On the economic front, Eurozone's producer price inflation accelerated for a fifth straight month in September. The preliminary data from Eurostat showed that producer prices grew 4.5 percent year-on-year following a 4.3 percent increase in August, which was revised from 4.2 percent. While, UK house price inflation eased sharply in October to its lowest level since March 2013. The survey data from IHS Markit and Lloyds Banking Group unit Halifax showed that the Halifax house price index rose 1.5 percent year-on-year in the three months to October, which was sharply slower than the 2.5 percent increase in September. Meanwhile, Euro area retail sales were unchanged in September after growing in the previous month. According to the preliminary data from Eurostat, retail sales were flat on the month, while the street was looking for a modest 0.1 percent gain.

Asian market

All the Asian equity indices, barring Japanese Nikkei, ended in red during the passing week, after the Federal Reserve reiterated its hawkish stance and the populist government in Rome flatly dismissed the EU's more pessimistic outlook for the Italian economy, deepening a rift with the European Union.

Chinese Shanghai remained the top loser, tumbling around three percent, as policymakers struggle to dispel stock market gloom with promises of tax cuts and more bank lending.

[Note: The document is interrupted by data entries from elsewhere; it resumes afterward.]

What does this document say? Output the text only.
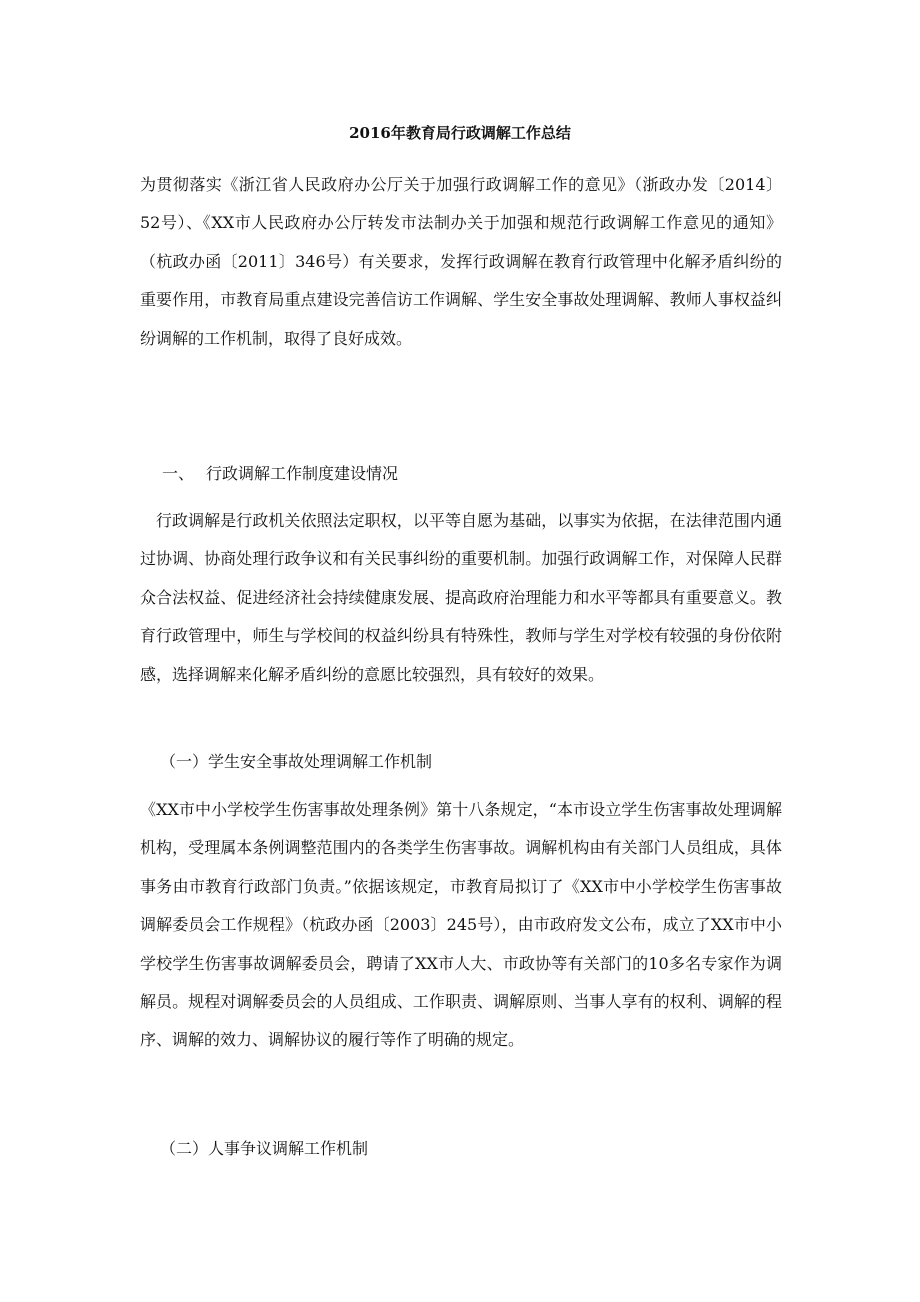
2016年教育局行政调解工作总结

为贯彻落实《浙江省人民政府办公厅关于加强行政调解工作的意见》（浙政办发〔2014〕52号）、《XX市人民政府办公厅转发市法制办关于加强和规范行政调解工作意见的通知》（杭政办函〔2011〕346号）有关要求，发挥行政调解在教育行政管理中化解矛盾纠纷的重要作用，市教育局重点建设完善信访工作调解、学生安全事故处理调解、教师人事权益纠纷调解的工作机制，取得了良好成效。

一、 行政调解工作制度建设情况

行政调解是行政机关依照法定职权，以平等自愿为基础，以事实为依据，在法律范围内通过协调、协商处理行政争议和有关民事纠纷的重要机制。加强行政调解工作，对保障人民群众合法权益、促进经济社会持续健康发展、提高政府治理能力和水平等都具有重要意义。教育行政管理中，师生与学校间的权益纠纷具有特殊性，教师与学生对学校有较强的身份依附感，选择调解来化解矛盾纠纷的意愿比较强烈，具有较好的效果。

（一）学生安全事故处理调解工作机制

《XX市中小学校学生伤害事故处理条例》第十八条规定，“本市设立学生伤害事故处理调解机构，受理属本条例调整范围内的各类学生伤害事故。调解机构由有关部门人员组成，具体事务由市教育行政部门负责。”依据该规定，市教育局拟订了《XX市中小学校学生伤害事故调解委员会工作规程》（杭政办函〔2003〕245号），由市政府发文公布，成立了XX市中小学校学生伤害事故调解委员会，聘请了XX市人大、市政协等有关部门的10多名专家作为调解员。规程对调解委员会的人员组成、工作职责、调解原则、当事人享有的权利、调解的程序、调解的效力、调解协议的履行等作了明确的规定。

（二）人事争议调解工作机制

Sentiments remained sluggish with data showing that Consumer prices in China rose 2.5 percent year-on-year in October. That was in line with expectations and unchanged from the September reading. Also, producer prices climbed an annual 3.3 percent - matching forecasts and slowing from 3.6 percent in the previous month. Traders also remained cautious with survey showing that China's private sector expanded at the weakest pace in more than two years in October with both services and manufacturing noting weaker performances. The Caixin composite output index fell to a 28-month low of 50.5 from 52.1 in September.

However, Japanese Nikkei edged marginally higher, as the yen's fall against the dollar lifted export-oriented shares. Traders also took some support with data indicating that the value of core machine orders in Japan plunged 18.3 percent sequentially in September, coming in at 802.2 billion yen. That was well shy of expectations for a decline of 9.0 percent following the 6.8 percent increase in August. However, gains remained capped with data showing that the average of household spending in Japan was down 1.6 percent on year in September, coming in at 271,273 yen. That was well shy of expectations for an increase of 1.5 percent and down sharply from the 2.8 percent gain in August.